Part of good mental health requires having people in our lives with whom we can connect, share and engage in in-depth conversations.
This is not like talks we may have with acquaintances for example. In this case the conversation is more likely to be light and often each party merely recites recent events or transmits necessary information. This is “facebook” interaction. Go for “champagne” instead of “diet soda” in your interactions.
Conversation is the “champagne.” With real conversation there is both sharing and listening. There is acknowledgement of what was shared before moving on to another subject. Statements may be made, but also questions are asked. Both participants are curious about the other. There is reduced or little expectation about what the other will say. This is because the more you know someone the more there is to know. People have depth. People change. They can and do surprise us.
God speaks to us through the thoughtful voice of others in our lives. How can we know when God is speaking? Consider the fruits. Did it surprise you? Does it bring out the best in you? Did it stretch you beyond your comfort zone? Those are cues that the Spirit is at work. God is in relationships.

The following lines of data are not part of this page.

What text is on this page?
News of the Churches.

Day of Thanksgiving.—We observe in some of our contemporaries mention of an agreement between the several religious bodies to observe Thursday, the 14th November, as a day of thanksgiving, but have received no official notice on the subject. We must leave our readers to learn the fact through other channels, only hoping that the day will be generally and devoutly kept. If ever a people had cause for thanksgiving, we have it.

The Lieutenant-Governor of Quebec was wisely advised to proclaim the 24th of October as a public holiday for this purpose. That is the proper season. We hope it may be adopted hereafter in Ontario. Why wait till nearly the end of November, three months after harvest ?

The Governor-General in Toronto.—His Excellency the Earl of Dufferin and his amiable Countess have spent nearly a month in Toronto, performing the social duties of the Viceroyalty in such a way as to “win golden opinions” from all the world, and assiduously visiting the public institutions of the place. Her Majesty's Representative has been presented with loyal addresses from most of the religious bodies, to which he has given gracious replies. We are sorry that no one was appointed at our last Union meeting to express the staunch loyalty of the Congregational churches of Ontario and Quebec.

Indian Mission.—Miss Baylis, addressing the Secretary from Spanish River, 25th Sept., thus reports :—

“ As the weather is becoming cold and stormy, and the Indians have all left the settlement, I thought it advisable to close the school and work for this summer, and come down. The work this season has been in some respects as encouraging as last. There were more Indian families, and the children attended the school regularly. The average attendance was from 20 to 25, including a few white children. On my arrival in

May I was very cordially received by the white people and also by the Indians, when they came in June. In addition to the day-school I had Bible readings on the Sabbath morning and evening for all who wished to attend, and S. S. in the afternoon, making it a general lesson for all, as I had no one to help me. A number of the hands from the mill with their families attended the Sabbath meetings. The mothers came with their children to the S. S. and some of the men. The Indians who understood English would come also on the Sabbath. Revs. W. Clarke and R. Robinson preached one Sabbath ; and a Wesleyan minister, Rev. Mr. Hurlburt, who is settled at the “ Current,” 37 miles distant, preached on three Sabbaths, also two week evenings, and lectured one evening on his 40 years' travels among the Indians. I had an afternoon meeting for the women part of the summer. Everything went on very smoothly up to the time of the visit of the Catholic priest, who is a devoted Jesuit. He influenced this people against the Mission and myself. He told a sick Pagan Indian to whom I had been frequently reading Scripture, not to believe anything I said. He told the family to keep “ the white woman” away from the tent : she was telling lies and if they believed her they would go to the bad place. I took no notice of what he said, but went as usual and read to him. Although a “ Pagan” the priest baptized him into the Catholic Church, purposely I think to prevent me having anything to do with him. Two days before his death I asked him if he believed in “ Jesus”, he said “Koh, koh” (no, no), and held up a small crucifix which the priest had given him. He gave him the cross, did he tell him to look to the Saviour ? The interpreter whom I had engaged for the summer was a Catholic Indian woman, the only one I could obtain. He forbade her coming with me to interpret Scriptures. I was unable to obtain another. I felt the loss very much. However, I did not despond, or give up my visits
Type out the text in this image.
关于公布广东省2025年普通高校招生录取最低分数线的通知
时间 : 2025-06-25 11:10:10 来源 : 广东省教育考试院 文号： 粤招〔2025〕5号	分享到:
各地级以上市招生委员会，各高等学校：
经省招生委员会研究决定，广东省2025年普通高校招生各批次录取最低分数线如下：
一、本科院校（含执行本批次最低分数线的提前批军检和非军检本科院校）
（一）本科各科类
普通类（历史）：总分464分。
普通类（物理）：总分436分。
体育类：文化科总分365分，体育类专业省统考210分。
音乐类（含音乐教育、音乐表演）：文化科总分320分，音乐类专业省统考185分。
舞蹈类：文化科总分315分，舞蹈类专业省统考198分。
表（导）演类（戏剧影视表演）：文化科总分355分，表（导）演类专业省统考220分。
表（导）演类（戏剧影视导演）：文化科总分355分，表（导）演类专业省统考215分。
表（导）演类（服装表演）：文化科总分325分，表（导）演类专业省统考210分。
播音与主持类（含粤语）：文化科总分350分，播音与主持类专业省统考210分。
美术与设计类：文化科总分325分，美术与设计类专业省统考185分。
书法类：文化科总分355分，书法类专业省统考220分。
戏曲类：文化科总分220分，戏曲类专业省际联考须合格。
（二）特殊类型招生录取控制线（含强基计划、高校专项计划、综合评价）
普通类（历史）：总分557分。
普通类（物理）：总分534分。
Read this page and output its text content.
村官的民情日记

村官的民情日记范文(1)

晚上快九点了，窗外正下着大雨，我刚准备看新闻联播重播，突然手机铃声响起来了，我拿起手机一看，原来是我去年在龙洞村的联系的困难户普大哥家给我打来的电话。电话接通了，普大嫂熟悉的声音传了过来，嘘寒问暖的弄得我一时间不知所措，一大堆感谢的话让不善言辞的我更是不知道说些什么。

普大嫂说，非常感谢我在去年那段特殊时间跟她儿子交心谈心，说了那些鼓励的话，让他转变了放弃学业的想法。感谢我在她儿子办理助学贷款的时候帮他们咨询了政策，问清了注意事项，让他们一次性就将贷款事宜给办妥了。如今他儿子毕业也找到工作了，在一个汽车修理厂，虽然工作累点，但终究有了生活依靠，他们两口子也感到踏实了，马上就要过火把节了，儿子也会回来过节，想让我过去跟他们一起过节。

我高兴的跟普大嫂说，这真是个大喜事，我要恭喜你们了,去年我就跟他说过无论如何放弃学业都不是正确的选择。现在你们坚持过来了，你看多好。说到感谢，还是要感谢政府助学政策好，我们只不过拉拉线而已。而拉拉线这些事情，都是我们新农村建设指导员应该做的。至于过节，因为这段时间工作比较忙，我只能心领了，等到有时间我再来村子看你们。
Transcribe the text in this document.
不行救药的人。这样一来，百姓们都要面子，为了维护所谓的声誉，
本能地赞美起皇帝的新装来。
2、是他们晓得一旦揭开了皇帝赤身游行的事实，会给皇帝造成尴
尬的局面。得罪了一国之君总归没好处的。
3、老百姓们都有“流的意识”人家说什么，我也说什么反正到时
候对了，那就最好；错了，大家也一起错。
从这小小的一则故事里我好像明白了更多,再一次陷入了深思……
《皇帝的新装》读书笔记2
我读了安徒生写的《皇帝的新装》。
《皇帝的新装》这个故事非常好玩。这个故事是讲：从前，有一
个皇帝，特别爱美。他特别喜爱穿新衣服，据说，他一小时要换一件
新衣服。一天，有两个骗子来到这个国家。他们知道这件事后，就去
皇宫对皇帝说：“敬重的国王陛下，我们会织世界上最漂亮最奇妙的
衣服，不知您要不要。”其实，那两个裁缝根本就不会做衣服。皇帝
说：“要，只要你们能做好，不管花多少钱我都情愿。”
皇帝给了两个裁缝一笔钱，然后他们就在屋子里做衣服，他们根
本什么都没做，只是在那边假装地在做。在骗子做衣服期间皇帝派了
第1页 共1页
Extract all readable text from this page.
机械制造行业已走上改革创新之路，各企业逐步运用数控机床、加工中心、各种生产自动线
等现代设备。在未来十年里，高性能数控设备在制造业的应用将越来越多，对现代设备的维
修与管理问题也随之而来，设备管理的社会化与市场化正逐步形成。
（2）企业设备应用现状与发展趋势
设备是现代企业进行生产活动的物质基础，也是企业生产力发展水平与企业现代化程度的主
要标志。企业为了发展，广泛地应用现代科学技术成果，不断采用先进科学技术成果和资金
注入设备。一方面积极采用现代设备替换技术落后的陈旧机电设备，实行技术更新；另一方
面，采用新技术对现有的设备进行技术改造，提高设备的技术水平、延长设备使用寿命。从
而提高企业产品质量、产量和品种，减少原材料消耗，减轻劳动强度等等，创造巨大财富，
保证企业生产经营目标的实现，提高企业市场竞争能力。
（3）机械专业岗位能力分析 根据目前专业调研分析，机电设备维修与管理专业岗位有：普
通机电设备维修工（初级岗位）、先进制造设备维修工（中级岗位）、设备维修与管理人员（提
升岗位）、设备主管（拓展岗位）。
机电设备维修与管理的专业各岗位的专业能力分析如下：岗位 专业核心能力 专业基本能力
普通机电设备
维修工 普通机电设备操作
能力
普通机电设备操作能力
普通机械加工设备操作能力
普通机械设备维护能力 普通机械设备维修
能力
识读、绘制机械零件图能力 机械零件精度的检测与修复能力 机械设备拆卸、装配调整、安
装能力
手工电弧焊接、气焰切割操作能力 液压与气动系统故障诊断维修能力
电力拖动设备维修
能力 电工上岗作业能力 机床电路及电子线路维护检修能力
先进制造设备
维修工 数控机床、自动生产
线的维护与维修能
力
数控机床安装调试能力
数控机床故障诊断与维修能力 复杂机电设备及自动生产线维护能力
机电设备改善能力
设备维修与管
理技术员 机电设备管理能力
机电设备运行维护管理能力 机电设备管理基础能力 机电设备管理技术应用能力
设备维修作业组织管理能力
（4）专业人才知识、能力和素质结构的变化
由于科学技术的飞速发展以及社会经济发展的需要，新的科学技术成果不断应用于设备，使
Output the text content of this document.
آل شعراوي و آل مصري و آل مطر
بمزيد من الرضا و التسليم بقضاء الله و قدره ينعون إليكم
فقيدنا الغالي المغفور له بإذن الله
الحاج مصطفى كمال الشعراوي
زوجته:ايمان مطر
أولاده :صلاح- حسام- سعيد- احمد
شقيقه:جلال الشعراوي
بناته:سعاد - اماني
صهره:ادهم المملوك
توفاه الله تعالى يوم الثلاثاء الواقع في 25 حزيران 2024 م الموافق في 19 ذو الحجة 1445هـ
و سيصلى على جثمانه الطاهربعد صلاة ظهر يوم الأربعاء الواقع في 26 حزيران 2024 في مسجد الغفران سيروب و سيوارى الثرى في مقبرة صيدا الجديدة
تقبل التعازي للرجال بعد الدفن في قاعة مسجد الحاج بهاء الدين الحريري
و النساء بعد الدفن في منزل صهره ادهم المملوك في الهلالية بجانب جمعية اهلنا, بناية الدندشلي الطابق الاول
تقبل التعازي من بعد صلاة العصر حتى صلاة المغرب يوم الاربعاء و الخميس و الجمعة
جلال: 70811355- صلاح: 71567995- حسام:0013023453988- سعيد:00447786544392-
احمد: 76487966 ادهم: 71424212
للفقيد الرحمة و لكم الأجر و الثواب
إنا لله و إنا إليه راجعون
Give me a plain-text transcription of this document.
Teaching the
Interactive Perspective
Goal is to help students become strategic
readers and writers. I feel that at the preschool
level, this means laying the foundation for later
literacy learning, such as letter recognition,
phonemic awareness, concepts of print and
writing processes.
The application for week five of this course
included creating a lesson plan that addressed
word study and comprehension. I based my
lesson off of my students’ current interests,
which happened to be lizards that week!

Mature personal growth and development requires people in our lives whom we trust and with whom we can have thoughtful conversations. We need to share. We need to feel heard. We need to listen and remember.
Limit or eliminate relationships that don’t do this. Especially minimize relationships where you aren’t heard, the talk is negative or only one-way. Interactions like these sap your energy and joy. Over time they are soul-killing.
Instead, fill your life with fabulous. Build relationships into your life that engage you in deeper conversation. It’s mutual. It’s memorable. It’s enriching, energizing and life-changing.